Up from the shallow valley in the hills they heard at evening the thin wailing song which was the song of India, the human music of the villages.
Till my heart, O Beloved,
As I am tilling this land.
And make me Thine,
As I am making this land my own,
Till my heart, O Beloved!
Somewhere in the swiftly fading dusk a man worked late upon his land and he sang while he worked. They heard his voice, and David felt the quick grip of his wife’s hand.
“What are you feeling, Olivia?”
They were sitting in the enclosed veranda of the hill house, safe against the night insects, and the cool high air was refreshing. Though he had decided upon this week alone with her, he could not leave his thoughts behind in Poona, nor his spreading plans, nor, above all, his doubts. His life, he sometimes thought, was a series of strong steps forward, and then long pauses of doubt. Thus, was it wise to set up these great buildings, to erect vast edifices for the future? Was he building in God-driven faith, or was he simply the son of MacArd, compelled by his inherited perspectives to create huge shapes of brick and stone? And yet India herself compelled large thinking, immense plans. Millions waited and he could not consider in terms of one and one and one and one—
“That music makes me fearfully lonely,” Olivia said suddenly.
“Why?”
“Even here with you I am lonely, a sort of world loneliness I cannot define.”

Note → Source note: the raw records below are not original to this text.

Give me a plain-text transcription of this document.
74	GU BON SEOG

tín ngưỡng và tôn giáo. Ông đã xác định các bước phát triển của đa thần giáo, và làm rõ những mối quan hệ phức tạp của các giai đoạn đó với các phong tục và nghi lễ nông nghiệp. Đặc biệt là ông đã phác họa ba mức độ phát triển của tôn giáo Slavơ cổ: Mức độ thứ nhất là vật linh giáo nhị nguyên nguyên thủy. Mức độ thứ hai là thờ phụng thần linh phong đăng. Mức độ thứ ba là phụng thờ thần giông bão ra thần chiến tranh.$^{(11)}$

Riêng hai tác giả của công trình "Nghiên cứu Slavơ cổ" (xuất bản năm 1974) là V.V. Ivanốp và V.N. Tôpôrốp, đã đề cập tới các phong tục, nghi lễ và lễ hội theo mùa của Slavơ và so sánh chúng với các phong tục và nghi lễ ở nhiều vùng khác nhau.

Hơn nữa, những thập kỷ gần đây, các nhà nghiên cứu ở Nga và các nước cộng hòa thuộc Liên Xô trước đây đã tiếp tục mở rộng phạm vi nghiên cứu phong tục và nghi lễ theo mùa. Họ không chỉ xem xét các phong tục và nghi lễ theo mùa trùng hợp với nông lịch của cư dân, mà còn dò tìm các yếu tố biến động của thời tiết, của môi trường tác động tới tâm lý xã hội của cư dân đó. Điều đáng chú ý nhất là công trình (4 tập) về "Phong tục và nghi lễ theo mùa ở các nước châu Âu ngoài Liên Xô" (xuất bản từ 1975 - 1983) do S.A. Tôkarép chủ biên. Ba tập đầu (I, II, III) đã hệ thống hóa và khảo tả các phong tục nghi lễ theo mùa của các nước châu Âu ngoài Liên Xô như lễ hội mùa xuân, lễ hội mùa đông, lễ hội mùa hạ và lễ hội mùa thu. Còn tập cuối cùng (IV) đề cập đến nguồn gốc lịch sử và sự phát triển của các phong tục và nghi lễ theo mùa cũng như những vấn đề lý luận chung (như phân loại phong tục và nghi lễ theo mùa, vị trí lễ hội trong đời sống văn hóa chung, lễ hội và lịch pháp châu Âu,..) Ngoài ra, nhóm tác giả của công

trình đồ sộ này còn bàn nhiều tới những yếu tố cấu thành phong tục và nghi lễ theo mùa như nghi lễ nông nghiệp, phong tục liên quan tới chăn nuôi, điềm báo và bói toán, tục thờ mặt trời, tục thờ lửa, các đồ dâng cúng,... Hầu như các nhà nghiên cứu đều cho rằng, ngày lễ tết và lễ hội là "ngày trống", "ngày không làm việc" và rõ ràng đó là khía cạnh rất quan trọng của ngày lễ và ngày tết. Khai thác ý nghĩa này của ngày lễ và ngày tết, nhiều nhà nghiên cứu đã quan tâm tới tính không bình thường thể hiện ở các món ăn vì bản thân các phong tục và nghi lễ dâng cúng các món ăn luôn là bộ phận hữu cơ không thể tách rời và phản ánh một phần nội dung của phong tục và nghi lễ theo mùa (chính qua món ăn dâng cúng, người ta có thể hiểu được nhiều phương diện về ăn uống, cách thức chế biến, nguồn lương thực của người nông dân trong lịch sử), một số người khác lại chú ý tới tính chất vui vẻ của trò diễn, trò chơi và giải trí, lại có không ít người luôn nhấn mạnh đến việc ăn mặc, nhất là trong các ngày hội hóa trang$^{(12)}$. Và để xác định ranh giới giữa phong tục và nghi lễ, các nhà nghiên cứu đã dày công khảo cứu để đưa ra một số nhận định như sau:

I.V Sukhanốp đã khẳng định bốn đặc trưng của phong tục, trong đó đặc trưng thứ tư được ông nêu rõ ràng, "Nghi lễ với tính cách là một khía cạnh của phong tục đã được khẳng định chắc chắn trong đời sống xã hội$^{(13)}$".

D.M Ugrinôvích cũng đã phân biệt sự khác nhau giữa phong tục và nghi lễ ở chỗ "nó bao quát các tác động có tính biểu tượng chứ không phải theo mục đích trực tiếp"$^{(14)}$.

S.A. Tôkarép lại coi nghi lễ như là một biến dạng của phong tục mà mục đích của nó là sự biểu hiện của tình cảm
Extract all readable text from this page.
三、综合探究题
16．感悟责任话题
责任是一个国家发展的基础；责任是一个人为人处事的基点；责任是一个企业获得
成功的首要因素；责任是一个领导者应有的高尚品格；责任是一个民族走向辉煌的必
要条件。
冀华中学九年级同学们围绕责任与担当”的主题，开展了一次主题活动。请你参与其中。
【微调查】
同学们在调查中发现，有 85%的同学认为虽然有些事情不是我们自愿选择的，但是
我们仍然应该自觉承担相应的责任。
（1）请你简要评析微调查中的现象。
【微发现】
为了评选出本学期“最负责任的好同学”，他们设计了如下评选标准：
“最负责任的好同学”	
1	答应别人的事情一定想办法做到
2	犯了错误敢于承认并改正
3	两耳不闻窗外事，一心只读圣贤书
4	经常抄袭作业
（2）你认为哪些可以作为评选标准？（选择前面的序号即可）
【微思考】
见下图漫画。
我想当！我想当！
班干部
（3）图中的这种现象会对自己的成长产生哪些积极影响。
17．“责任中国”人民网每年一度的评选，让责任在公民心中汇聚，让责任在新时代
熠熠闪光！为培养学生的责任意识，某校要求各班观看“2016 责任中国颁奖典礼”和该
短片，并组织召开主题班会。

“Perhaps it is only that you can’t see the face of the man who sings,” he suggested.
“Perhaps.”
They fell silent, it was too much effort, she thought, to explain herself to him. For if she did, or could, his mind would not stay upon what she said. The voice of the lonely man had sent him far off. He was dreaming his vast dreams and though he loved her and she was sure of that, she knew now that she was not his only love. She must share him with millions of people, with these singers in the night, whose faces he did not see, though they were continually with him, the stuff of his thoughts and dreams. She had lost him for herself alone. These few days in the hills had shown her clearly enough that she could never possess him because he was already possessed and her hold upon him, whatever it was, could grow only if she became a part of all that he loved. That is, she, too, must give herself to India. Even the child could not make David wholly her own.